Außerdem hat der Board beschlossen die Regelungen zum Werthaltigkeitstest hinsichtlich zweier Sachverhalte zu verbessern: Zum einen ist es zukünftig möglich, den Abzinsungssatz anhand von Nachsteuersätzen zu ermitteln. Dies wurde in der Praxis auch bisher schon so durchgeführt, da am Kapitalmarkt eben nur Nachsteuergrößen ableitbar waren. So wird der Schritt der Umrechnung dieser Nachsteuergröße in eine Vorsteuergröße, welche gemäß IAS 36.134 im Anhang anzugeben war, nicht mehr erforderlich. Die andere Änderung betrifft die Ermittlung des Nutzungswertes: Hier ist es nach aktueller Rechtslage nicht möglich, Verbesserungen bzw. eine Erhöhung der Ertragskraft oder eine Restrukturierung, zu der sich das Unternehmen noch nicht verpflichtet hatte, im Rahmen der Cashflow-Planung zu berücksichtigen. Diese Restriktion soll zukünftig wegfallen, so dass im Rahmen der Ermittlung des Nutzungswertes auch Verbesserungen eingerechnet werden können.  Die Eliminierung dieser Effekte aus der vorgelegten Unternehmensplanung ist somit zukünftig nicht mehr erforderlich und vermindert den andernfalls anfallenden Zusatzaufwand für Abschlussersteller und -prüfer. Gleichzeitig ist aber zu befürchten, dass die Neuregelung nicht dazu beiträgt, den eingangs genannten „Management-Over-Optimism“ einzudämmen bzw. zu reduzieren.
 

Fazit

Der Entwurf des IASB stellt einen Fortschritt bei der Verbesserung der Transparenz und Entscheidungsnützlichkeit von Angaben zu Unternehmensübernahmen dar. Der IASB ist bestrebt, die Berichterstattung zu Übernahmen und die Folgebilanzierung des Goodwill zu verbessern, insbesondere durch die Einführung signifikant erweiterter Angaben für strategische Übernahmen und die Anpassung des Impairment-Tests. Die vom IASB gewählten starren quantitativen Kriterien zur Abgrenzung strategischer Übernahmen und die vorgeschlagenen, teilweise signifikant ermessensbehafteten Ausnahmeregelungen lassen jedoch Zweifel aufkommen, ob dieses Ziel auf Basis der vorgelegten Vorschläge erreichbar ist. 

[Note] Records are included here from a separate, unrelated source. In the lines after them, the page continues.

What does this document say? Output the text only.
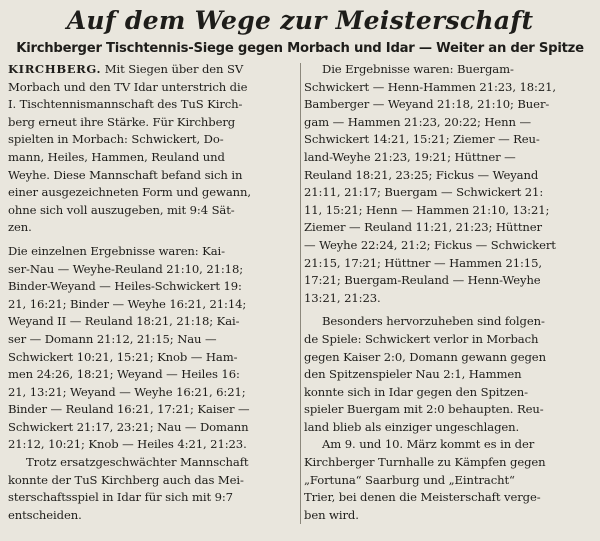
Auf dem Wege zur Meisterschaft
Kirchberger Tischtennis-Siege gegen Morbach und Idar — Weiter an der Spitze

KIRCHBERG. Mit Siegen über den SV
Morbach und den TV Idar unterstrich die
I. Tischtennismannschaft des TuS Kirch-
berg erneut ihre Stärke. Für Kirchberg
spielten in Morbach: Schwickert, Do-
mann, Heiles, Hammen, Reuland und
Weyhe. Diese Mannschaft befand sich in
einer ausgezeichneten Form und gewann,
ohne sich voll auszugeben, mit 9:4 Sät-
zen.

Die einzelnen Ergebnisse waren: Kai-
ser-Nau — Weyhe-Reuland 21:10, 21:18;
Binder-Weyand — Heiles-Schwickert 19:
21, 16:21; Binder — Weyhe 16:21, 21:14;
Weyand II — Reuland 18:21, 21:18; Kai-
ser — Domann 21:12, 21:15; Nau —
Schwickert 10:21, 15:21; Knob — Ham-
men 24:26, 18:21; Weyand — Heiles 16:
21, 13:21; Weyand — Weyhe 16:21, 6:21;
Binder — Reuland 16:21, 17:21; Kaiser —
Schwickert 21:17, 23:21; Nau — Domann
21:12, 10:21; Knob — Heiles 4:21, 21:23.

Trotz ersatzgeschwächter Mannschaft
konnte der TuS Kirchberg auch das Mei-
sterschaftsspiel in Idar für sich mit 9:7
entscheiden.

Die Ergebnisse waren: Buergam-
Schwickert — Henn-Hammen 21:23, 18:21,
Bamberger — Weyand 21:18, 21:10; Buer-
gam — Hammen 21:23, 20:22; Henn —
Schwickert 14:21, 15:21; Ziemer — Reu-
land-Weyhe 21:23, 19:21; Hüttner —
Reuland 18:21, 23:25; Fickus — Weyand
21:11, 21:17; Buergam — Schwickert 21:
11, 15:21; Henn — Hammen 21:10, 13:21;
Ziemer — Reuland 11:21, 21:23; Hüttner
— Weyhe 22:24, 21:2; Fickus — Schwickert
21:15, 17:21; Hüttner — Hammen 21:15,
17:21; Buergam-Reuland — Henn-Weyhe
13:21, 21:23.

Besonders hervorzuheben sind folgen-
de Spiele: Schwickert verlor in Morbach
gegen Kaiser 2:0, Domann gewann gegen
den Spitzenspieler Nau 2:1, Hammen
konnte sich in Idar gegen den Spitzen-
spieler Buergam mit 2:0 behaupten. Reu-
land blieb als einziger ungeschlagen.

Am 9. und 10. März kommt es in der
Kirchberger Turnhalle zu Kämpfen gegen
„Fortuna“ Saarburg und „Eintracht“
Trier, bei denen die Meisterschaft verge-
ben wird.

Die Schwächen des aktuellen Werthaltigkeitstests bleiben auch nach den Änderungen noch weitgehend bestehen, da insbesondere der „Management Over-Optimism“ von den Vorschlägen nicht ausreichend adressiert worden ist. Die „Auslagerung“ dieser Aufgabe auf den Abschlussprüfer ist als wenig hilfreich anzusehen.
 


[17] Vgl. IFRS Interpretations Committee Meeting, Agenda Paper 5, 11.06.2024, S. 19 (www.ifrs.org; Abruf: 11.07.2024)
[18] ED/2024/1, Frage 2.
[19] ED/2024/1 zu IFRS 3.B67C
[20] ED/2024/1 zu IFRS 3.B64(ea)
[21] ED/2024/1 zu IFRS 3.B67D(a).
[22]ED/2024/1 zu IFRS 3.B67B.
[23] ED/2024/1 zu IFRS 3.B64(i).
[24] ED/2024/1 zu IFRS 3.B64(q).
[25] IFRS 3.B64(h).
[26] IFRS 3.B67(d)(iii).
[27] IFRS 3.B67(e).
[28] Vgl. IASB, Staff Paper 18B, Potential consequences of transitioning to an amortization-based model, Mai 2022 (www.ifrs.org; Abruf: 05.07.2024).
[29] ED/2024/1.BC187a) und b).
[30] ED/2024/1.BC198.
[32] ED/2024/1 zu IAS 36.80A a) und b).
[31] Vgl. ED/2024/1 zu IAS 36.44 und ED/2024/1.BC205.